Jader a observou e embora soubesse que de fato era ela, talvez se a olhasse de longe, não a reconheceria.
-Por que está vestida dessa forma?
Mariana prendeu os lábios um ao outro, desejando poder desaparecer.
-Estou parecendo uma prostituta, não é?- Murmurou.
-Não, me desculpe- Jader apressou-se em se explicar- Não foi isso o que eu quis dizer. É que geralmente você se veste de uma forma diferente e...
-Eu sei que você não quis dizer isso, Jader. Mas é assim que eu me sinto. Como uma prostituta. Ainda mais sabendo o que eu estou prestes a fazer...- Mariana sentiu sua voz tremer ao terminar de falar.
Jader não precisava ser um perito em psicologia para perceber que ela não parecia nada bem.
-Mariana, fique calma e me conta o que está acontecendo.
Afastaram-se para o canto da calçada, a fim de não atrapalharem o fluxo de pedestres que iam e vinham.
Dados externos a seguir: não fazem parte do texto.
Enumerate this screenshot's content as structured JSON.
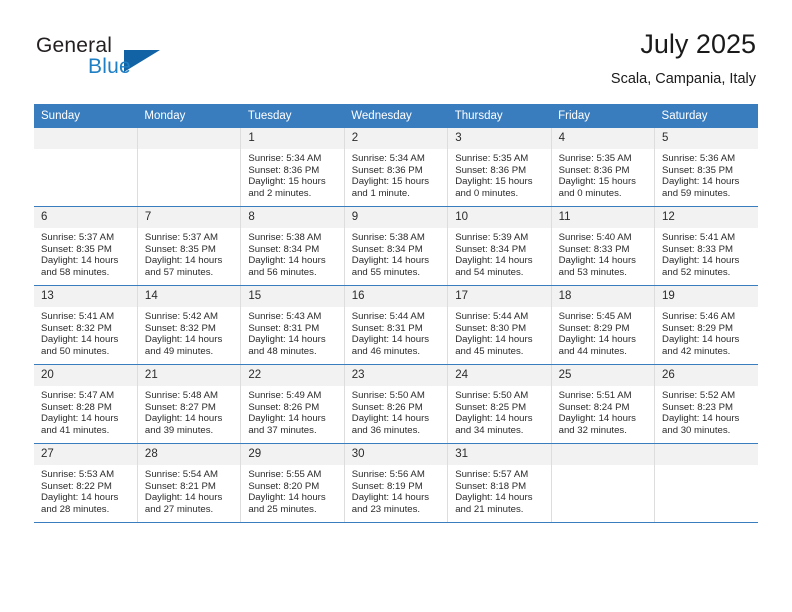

-Eu me sinto tão envergonhada...- Mariana deixou escapar um soluço- E estou com tanto medo. Estou indo me encontrar com... meu chefe. O Vicente.
-Vicente Montenegro? Está trabalhando para ele, agora?
Ela assentiu.
-Ele tem me feito propostas... indecorosas desde que comecei a trabalhar lá. Eu sempre me saí muito bem deixando claro que não teria nada com ele, até porque ambos somos comprometidos. Mas ele... Ele não liga para nada disso. Hoje de manhã ele me presenteou com esse vestido e disse que era pra eu usar à noite. Disse que me daria um apartamento se eu...- Ela não conseguiu completar a frase, mas Jader entendeu perfeitamente.
-Então eu disse à ele que não era nenhuma prostituta para fazer algo assim, mas ele...
-Ele o quê, Mariana? Me conta!
Mariana se lembrou do que havia acontecido em seguida, após sua recusa. A cena não saía de sua cabeça.
Vicente havia sido mais rápido, antes que ela conseguisse sair da sala de reuniões.
-Você acha que pode recusar uma proposta dessas, assim?- Ele a puxou pelo braço, fechando novamente a porta.
Mariana teve medo ao olhar nos olhos injetados de fúria do homem à sua frente.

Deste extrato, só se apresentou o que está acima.